Nanomedicine uses devices or particles on a nanometre scale; a nanometre is one billionth of a metre. Nanoparticles are being trialled to enhance drug delivery to tumours, while at the same time reducing side effects by limiting drug exposure to normal tissues. Nanoparticles can also be used to improve imaging techniques such as magnetic resonance imaging (MRI) that are used for cancer diagnosis.
Our Nanomedicine group is utilising advanced nanotechnologies in cancer medicine to improve and offer an effective theranostics (i.e. combined therapy and diagnosis) nanoplatform for early detection, accurate characterisation and immuno-targeted radionuclide therapy of cancer metastases.
Nanomedicine uses particles on a nanometre scale – 1 billionth of a metre
It has been just over 2 decades since the first nanoparticle-based therapy was approved as a cancer treatment
Nanomedicine is used for “Theranostics” which combines therapy with diagnostics
Nanomedicine Research Group Leader: Dr Yaser Gholami
Dr Yaser Gholami is a Postdoctoral researcher at the University of Sydney, School of Physics. Over the past 4 years, his research has been focused on the fields of Nuclear Nanomedicine, Radionuclide therapy and imaging, radiation physics and biology, nuclear chemistry and Monte Carlo simulation. Dr Gholami has been collaborating with Harvard Medical School/Massachusetts General Hospital in developing a chelate-free Nanoparticle radiolabelling technique. His work focuses on applying novel nanophysics to improve cancer therapy and diagnosis.
1. A Novel Immuno-Radio-Nanoplatform for Simultaneous PET/MRI and Targeted Radionuclide Therapy of metastatic diseases
Dr Yaser Hadi Gholami, A/Prof. Viive Howell
In collaboration with:
Prof Zdenka Kuncic, PhD, FAIP, University of Sydney
Prof Alexander Engel, MD, PhD, Kolling Institute of Medical Research and University of Sydney
Prof Dale Bailey, PhD, Royal North Shore Hospital and University of Sydney
Harvard/Massachusetts General Hospital (MGH) Investigators:
Prof Georges El Fakhri, PhD, Director of Gordon Center for Medical Imaging and MGH PET Core
Prof Lee Josephson, PhD, Harvard Medical School
A/Prof Marc Normandin, PhD, Harvard Medical School
Dr Moses Wilks, PhD, Assistant in Physics, MGH
In collaboration with Harvard Medical School/ Massachusetts General Hospital (MGH), our aim is to develop a theranostic immuno-radio-nanoplatform enabling targeted radionuclide therapy and multimodal imaging to improve early detection/diagnosis and treatment of lymphatic metastases by offering a novel and effective platform. Theranostic immuno-radio-nanoplatform is a new emerging field of nuclear-nanomedicine which utilises advance biology, physics, nuclear-chemistry, radiation biology and computational modelling for enhancing cancer therapy and diagnosis.

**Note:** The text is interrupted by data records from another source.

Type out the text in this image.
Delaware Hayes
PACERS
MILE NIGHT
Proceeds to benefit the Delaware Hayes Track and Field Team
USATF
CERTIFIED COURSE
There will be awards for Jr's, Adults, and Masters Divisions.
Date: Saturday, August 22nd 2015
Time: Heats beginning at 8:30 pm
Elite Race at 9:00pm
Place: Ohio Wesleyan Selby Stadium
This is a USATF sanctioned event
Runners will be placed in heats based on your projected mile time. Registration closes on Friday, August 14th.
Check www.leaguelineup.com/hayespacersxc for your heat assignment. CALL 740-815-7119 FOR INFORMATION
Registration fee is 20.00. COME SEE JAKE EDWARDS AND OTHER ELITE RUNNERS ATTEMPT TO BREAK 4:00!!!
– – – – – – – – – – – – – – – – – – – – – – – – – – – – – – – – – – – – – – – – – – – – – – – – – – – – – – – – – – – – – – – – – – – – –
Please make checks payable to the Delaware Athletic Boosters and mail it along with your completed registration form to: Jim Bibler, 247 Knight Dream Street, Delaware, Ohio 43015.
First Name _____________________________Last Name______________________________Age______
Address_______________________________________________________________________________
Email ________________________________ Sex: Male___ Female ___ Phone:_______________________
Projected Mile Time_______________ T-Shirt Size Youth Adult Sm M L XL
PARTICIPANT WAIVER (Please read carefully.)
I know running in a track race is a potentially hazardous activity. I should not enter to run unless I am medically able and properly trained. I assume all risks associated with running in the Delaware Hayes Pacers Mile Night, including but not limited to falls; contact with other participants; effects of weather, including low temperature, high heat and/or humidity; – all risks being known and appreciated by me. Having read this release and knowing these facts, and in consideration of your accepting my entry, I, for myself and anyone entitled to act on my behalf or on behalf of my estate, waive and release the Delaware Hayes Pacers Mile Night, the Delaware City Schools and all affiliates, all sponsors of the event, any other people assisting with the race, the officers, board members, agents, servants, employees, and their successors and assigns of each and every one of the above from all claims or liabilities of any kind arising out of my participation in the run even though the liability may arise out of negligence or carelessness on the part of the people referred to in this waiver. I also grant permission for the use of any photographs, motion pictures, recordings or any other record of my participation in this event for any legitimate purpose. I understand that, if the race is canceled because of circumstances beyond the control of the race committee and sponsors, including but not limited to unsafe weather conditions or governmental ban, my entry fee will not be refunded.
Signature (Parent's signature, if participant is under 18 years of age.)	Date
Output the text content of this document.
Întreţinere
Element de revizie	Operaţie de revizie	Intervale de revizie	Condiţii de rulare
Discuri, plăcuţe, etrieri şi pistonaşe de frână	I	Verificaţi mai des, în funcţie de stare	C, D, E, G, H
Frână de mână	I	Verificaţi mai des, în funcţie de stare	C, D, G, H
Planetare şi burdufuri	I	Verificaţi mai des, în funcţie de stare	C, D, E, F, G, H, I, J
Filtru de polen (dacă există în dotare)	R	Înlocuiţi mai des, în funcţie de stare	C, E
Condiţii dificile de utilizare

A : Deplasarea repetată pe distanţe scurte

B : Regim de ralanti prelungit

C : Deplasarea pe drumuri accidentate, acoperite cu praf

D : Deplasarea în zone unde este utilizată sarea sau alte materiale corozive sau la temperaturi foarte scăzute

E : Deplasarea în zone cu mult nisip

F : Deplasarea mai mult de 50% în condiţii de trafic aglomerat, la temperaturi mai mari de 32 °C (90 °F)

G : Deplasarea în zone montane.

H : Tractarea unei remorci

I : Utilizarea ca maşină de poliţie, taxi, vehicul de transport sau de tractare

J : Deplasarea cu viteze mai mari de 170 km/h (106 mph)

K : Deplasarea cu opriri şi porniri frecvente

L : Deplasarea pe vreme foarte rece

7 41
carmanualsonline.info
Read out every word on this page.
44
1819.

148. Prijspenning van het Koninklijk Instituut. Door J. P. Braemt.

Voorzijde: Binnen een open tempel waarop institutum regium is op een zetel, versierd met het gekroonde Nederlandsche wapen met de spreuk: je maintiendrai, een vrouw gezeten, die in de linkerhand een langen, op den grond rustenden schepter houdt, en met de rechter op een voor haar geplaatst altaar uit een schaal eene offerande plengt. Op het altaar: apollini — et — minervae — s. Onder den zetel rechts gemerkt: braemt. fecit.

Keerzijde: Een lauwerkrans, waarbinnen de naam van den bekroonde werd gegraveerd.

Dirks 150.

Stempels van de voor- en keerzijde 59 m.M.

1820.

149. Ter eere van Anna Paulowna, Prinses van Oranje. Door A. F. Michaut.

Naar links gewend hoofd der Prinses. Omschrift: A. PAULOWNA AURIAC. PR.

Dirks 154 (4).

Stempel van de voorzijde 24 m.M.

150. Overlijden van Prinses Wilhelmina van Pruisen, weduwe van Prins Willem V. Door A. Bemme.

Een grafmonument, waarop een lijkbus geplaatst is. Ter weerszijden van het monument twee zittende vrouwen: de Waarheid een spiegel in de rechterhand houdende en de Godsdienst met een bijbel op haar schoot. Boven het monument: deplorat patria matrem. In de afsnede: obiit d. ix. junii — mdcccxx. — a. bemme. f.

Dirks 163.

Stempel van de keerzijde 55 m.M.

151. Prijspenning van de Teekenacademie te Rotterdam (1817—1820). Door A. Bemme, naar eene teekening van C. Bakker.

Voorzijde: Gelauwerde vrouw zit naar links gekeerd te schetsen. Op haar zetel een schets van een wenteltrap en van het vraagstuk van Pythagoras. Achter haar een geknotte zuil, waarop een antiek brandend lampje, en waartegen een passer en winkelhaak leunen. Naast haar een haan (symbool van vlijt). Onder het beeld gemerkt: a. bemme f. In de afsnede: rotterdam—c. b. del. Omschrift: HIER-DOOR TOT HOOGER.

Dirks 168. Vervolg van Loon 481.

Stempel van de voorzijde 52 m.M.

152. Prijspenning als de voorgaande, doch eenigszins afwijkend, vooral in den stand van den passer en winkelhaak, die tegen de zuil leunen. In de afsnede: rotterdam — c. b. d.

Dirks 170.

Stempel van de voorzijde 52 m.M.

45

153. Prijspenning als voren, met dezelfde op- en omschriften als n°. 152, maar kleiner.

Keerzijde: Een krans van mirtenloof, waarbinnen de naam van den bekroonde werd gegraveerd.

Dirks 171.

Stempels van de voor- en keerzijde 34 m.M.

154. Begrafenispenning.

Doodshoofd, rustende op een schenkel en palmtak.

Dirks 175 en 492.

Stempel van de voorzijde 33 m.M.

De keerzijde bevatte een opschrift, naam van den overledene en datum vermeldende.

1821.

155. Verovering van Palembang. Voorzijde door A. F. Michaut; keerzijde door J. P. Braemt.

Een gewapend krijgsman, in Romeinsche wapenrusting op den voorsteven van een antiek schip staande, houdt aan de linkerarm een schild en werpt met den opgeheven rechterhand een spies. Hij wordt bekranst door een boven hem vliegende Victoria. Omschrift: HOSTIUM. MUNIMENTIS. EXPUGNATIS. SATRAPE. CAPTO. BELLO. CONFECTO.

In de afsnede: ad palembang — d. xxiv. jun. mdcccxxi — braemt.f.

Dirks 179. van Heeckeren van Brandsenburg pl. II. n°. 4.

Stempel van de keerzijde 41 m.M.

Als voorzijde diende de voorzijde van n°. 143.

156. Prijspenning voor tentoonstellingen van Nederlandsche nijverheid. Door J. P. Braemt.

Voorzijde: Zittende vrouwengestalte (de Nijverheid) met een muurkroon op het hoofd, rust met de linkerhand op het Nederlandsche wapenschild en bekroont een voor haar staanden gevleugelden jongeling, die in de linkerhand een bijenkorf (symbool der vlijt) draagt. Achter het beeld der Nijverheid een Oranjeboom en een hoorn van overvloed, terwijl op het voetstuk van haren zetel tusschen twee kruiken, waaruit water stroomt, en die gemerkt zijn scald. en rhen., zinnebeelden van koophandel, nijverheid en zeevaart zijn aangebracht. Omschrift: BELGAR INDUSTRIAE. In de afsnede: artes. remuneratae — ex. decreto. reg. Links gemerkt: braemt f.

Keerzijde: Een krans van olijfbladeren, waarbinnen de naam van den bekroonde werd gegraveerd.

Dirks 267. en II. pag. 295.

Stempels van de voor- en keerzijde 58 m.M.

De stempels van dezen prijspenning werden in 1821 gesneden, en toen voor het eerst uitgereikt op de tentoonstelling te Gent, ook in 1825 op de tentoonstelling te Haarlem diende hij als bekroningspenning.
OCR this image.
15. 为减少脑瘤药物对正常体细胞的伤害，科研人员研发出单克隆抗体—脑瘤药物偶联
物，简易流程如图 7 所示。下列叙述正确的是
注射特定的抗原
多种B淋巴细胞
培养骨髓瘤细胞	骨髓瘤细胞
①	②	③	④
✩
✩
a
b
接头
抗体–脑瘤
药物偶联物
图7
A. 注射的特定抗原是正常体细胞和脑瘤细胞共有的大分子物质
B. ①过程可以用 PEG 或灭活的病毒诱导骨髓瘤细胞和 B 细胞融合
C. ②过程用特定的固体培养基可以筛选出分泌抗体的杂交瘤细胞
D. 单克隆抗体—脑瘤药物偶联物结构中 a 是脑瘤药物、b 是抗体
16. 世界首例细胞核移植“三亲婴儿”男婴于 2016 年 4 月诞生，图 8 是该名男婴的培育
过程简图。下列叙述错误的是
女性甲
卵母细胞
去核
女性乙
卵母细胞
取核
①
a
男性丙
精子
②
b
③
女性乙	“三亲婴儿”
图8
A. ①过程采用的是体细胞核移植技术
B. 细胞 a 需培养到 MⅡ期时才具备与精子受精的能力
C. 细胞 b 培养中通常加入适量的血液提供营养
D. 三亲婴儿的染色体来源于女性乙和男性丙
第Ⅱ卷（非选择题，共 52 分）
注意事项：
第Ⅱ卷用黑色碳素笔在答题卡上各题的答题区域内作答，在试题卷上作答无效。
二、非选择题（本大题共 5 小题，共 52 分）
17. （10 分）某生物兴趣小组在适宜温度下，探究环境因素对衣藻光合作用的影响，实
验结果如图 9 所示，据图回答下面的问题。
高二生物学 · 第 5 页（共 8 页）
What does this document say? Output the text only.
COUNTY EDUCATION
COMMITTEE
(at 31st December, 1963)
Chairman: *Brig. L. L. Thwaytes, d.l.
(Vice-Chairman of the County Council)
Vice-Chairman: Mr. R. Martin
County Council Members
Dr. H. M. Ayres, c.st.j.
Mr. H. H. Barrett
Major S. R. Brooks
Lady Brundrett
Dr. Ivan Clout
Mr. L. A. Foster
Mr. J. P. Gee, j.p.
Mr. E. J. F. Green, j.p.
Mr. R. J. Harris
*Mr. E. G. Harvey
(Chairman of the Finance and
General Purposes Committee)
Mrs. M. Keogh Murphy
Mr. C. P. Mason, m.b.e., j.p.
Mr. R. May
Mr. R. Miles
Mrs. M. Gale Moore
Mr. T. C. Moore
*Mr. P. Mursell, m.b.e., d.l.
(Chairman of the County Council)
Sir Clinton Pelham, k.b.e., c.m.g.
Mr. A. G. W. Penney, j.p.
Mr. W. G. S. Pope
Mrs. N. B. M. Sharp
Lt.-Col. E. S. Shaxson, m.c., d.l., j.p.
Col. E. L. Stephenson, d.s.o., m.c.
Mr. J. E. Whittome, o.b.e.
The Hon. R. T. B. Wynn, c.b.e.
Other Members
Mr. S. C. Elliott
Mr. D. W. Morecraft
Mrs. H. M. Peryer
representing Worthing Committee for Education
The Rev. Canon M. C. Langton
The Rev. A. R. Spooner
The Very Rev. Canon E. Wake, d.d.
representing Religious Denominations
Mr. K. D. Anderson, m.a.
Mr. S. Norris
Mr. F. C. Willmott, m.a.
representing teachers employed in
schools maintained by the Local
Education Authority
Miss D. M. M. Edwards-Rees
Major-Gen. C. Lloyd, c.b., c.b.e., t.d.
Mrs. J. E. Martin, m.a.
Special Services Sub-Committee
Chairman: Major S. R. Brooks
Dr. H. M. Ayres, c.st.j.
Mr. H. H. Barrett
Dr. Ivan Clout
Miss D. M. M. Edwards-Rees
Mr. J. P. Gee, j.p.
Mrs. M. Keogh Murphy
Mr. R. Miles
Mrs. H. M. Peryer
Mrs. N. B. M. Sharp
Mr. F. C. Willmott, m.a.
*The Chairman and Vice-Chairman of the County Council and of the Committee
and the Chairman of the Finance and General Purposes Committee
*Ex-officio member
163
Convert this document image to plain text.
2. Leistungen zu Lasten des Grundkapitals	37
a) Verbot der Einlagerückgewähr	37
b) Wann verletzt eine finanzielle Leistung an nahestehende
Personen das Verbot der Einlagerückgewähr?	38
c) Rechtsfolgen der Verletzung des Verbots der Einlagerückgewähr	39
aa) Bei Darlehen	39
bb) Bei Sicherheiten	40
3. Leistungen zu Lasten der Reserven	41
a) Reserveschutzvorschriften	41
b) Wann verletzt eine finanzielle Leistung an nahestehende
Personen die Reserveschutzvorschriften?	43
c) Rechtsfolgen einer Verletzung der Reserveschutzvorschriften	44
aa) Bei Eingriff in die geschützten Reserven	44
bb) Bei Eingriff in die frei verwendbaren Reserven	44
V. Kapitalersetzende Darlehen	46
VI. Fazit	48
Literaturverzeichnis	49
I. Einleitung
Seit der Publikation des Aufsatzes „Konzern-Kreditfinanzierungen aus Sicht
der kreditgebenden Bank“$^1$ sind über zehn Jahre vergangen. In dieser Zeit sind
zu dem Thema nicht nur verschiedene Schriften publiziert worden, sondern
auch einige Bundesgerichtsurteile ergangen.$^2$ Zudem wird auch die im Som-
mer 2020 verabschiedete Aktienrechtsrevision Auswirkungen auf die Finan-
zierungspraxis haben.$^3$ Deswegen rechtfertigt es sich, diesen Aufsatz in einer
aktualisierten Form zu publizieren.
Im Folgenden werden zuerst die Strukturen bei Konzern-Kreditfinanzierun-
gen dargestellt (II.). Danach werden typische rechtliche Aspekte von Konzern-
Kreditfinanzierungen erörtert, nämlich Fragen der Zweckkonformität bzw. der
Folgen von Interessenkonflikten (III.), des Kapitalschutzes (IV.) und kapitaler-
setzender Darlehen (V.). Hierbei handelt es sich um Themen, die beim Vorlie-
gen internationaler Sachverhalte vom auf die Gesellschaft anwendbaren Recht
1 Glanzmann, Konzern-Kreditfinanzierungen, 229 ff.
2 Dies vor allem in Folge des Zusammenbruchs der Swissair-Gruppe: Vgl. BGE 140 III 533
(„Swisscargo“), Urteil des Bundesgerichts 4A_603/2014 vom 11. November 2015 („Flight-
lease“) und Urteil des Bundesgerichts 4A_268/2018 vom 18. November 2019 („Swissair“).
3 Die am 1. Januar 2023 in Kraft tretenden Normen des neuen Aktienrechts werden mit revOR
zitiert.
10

Dr Emily Colvin, A/Prof Viive Howell in collaboration with A/Prof Brian Hawkett (Key Centre For Polymer Colloids, Dept of Chemistry, University of Sydney) and Dr Steve Jones.
In this study we investigated the safety and biodistribution (where the treatment goes to in the body) of novel iron oxide nanoparticles in preclinical models of ovarian cancer. These nanoparticles were found to be safe, non-toxic and have an affinity for ovarian tumours and the omentum (the most common organ that ovarian cancer spreads to). Given this desirable distribution profile, we are aiming to further investigate whether these nanoparticles can be used as an imaging tool to aid in earlier diagnosis of ovarian cancer as well as a drug delivery tool to aid in targeted delivery of chemotherapy to the tumour.
3. Exploring a novel nanotechnology strategy for the neo-adjuvant treatment of colorectal cancer by photodynamic therapy and ionising radiation
Dr Wei Deng, A/Prof Viive Howell, A/Prof Ewa Goldys, Prof Alexander Engel
By combining two clinically accepts therapies, photodynamic therapy and ionising radiation we plan to develop a novel treatment strategy for colorectal cancer. This project will produce gold-labelled nanoparticles for enhance photodynamic therapy in deep tissue in a xenograft in vivo model. Once approved for human therapy this may reduce the radiation-induced mortality and/or increase treatment efficacy.